Don't Make Jury Arguments; Unless, Of Course, It's A Jury Issue.  Generally, appeals involve questions of law, and the judges are already familiar with the record and the issues.  It is not a closing statement, and shouldn't be treated like one.  Be concise, straight-forward, and do not overtly appeal to sympathy or other emotive factors.  Obviously, this rule is very flexible, depending on what issues you are dealing with.  When the panel is reviewing a jury verdict, for example, your argument may sound similar to a dense, evidence-focused, closing statement.  

I watched a rather entertaining argument a couple months ago where a local Brooklyn business purchased an investment property at a foreclosure sale.  The property had been owned by a rich old woman, there had been some confusion with the water bill, and it eventually went up for sale.  The business was a good faith purchaser, and had no knowledge that the woman intended to pay the bill.  The old woman, however, wanted the building back because it had sentimental value and she wanted it to be part of a bequest in her will towards a complex for a medical school.  

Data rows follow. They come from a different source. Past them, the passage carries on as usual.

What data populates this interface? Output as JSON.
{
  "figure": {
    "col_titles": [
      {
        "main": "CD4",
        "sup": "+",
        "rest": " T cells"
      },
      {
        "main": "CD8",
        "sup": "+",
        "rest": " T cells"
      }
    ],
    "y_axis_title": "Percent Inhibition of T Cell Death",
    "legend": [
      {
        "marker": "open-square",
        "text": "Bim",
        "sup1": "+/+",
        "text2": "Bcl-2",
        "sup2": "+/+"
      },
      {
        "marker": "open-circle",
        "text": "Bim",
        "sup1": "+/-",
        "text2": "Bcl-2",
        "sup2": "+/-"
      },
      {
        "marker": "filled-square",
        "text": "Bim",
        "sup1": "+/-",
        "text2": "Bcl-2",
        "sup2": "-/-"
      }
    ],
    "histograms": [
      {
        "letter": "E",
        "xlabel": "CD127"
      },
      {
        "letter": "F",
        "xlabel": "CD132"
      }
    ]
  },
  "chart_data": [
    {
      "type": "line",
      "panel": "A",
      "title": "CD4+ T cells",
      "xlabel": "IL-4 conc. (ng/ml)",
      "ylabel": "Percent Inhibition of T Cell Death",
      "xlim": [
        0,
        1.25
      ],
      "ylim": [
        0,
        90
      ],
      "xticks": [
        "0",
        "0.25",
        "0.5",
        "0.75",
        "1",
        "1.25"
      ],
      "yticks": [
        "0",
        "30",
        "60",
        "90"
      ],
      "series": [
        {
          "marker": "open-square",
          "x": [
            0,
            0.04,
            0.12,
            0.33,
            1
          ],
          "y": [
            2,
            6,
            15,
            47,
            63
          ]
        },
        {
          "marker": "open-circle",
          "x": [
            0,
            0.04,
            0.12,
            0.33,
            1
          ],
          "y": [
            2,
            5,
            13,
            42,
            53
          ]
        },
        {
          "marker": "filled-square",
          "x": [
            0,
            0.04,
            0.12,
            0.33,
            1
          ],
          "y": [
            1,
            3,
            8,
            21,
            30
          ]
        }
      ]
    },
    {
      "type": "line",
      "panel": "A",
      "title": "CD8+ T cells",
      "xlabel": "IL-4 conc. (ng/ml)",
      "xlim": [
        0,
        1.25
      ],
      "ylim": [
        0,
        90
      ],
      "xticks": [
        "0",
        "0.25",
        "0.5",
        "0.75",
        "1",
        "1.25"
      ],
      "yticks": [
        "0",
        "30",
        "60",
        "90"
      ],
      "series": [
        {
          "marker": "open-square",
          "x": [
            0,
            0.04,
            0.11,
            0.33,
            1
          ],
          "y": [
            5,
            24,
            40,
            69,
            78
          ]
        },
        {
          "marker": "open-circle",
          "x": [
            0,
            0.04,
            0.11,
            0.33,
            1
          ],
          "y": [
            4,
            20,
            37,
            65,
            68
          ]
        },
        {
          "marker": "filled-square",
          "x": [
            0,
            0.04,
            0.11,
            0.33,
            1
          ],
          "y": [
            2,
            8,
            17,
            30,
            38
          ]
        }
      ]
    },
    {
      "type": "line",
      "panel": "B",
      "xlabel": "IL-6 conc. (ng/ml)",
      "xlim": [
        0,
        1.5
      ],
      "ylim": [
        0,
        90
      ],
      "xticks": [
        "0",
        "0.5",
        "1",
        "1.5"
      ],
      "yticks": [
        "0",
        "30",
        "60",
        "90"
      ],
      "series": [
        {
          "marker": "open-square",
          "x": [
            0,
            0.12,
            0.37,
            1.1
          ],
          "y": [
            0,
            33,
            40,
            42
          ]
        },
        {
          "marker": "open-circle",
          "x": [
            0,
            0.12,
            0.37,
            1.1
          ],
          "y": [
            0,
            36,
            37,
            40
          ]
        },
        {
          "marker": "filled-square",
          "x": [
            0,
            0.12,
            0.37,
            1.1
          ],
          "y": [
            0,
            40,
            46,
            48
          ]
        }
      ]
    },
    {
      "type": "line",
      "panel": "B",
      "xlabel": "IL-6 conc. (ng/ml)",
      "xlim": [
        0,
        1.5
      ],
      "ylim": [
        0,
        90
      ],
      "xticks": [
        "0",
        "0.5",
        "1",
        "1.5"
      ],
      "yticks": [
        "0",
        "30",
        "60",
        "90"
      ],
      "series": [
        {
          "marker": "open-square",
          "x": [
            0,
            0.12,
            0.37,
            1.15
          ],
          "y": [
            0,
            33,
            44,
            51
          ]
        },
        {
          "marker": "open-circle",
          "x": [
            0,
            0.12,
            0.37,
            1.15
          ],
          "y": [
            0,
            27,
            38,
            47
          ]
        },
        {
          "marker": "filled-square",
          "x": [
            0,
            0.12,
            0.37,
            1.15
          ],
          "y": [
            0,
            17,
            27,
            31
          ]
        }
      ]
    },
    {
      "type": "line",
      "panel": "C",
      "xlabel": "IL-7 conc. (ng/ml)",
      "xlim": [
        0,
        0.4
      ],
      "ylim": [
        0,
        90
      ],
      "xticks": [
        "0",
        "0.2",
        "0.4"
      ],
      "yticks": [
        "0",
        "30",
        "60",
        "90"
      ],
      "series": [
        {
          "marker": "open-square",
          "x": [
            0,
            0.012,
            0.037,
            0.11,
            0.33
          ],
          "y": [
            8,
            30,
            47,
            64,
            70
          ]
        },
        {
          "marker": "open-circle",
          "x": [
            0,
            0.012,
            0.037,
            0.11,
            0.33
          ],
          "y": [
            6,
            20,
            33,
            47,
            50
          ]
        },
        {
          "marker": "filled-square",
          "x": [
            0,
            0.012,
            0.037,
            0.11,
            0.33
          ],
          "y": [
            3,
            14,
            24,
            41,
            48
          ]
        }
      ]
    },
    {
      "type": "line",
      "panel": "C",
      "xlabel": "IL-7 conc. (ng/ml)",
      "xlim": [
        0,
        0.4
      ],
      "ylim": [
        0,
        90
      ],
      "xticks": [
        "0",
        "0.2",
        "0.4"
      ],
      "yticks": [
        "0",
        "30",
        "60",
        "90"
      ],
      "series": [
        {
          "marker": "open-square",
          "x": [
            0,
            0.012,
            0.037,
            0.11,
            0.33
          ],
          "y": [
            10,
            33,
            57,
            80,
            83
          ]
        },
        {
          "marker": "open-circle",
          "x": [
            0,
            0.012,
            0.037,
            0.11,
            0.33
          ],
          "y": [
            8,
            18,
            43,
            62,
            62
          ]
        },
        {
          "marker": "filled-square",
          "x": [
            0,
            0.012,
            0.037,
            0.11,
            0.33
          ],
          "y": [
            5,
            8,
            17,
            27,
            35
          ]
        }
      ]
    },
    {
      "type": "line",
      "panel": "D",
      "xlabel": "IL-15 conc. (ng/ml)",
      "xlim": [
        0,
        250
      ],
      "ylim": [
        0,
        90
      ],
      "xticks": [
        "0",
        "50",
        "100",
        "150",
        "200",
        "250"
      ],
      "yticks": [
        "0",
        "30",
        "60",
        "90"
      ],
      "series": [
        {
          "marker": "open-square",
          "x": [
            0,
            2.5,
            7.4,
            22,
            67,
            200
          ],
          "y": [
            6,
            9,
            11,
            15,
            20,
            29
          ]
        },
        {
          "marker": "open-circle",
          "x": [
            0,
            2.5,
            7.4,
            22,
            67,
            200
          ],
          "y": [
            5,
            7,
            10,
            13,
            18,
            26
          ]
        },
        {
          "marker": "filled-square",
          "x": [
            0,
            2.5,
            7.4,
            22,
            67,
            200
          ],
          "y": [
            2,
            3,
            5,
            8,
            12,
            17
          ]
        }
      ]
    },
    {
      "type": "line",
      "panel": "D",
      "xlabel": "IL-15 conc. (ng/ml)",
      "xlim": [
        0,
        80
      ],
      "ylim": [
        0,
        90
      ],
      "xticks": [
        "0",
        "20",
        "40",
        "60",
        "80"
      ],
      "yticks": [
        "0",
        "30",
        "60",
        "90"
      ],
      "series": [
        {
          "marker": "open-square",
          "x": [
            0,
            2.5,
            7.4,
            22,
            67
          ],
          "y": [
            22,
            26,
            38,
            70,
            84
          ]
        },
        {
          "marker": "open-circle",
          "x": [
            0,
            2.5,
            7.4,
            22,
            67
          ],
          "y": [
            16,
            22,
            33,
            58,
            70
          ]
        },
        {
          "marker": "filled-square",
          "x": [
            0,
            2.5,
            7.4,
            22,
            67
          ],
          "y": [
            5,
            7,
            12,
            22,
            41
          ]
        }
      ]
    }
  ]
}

The lower court had put a hold on the property until a hearing could be held, and the business appealed.  An overly-cocky lawyer represented the business, and started with a story about how he went to his son's class for career day and explained what lawyers do.  The story had some moral about telling the truth, and the argument was that the other lawyer (not the party) was lying.  Accusing the other side of lying really didn't seem to sit well with the court. The story was more of a jury oriented technique (which may or may not have worked better in a closing argument), and in an appellate context seemed to make the panel more sympathetic to the other side. In fact, since the issue below was whether the court below had the equitable discretion to set aside the foreclosure, focusing on credibility may have been very poor move.  Not helping the Old Lady's side, of course, was a lawyer's argument that he had filed and served documents (which neither the Court nor opposing counsel received), and his refusal to accept even the possibility that he didn't send them.  If someone else would have argued with or for him, they could have more comfortably said that even if the papers hadn't been served, it would have been excusable law office failure.  The attorney for the old lade didn't escape some harsh questioning, but it was unclear after the argument how the panel would rule.

Don't Attack Your Adversary, The Lower Court, Judges, Or Court Personnel.  Another lesson learned from the prior story is that Court's don't like when one lawyer attacks another.  If you think the other lawyer deserves to be chastised, let the court do it.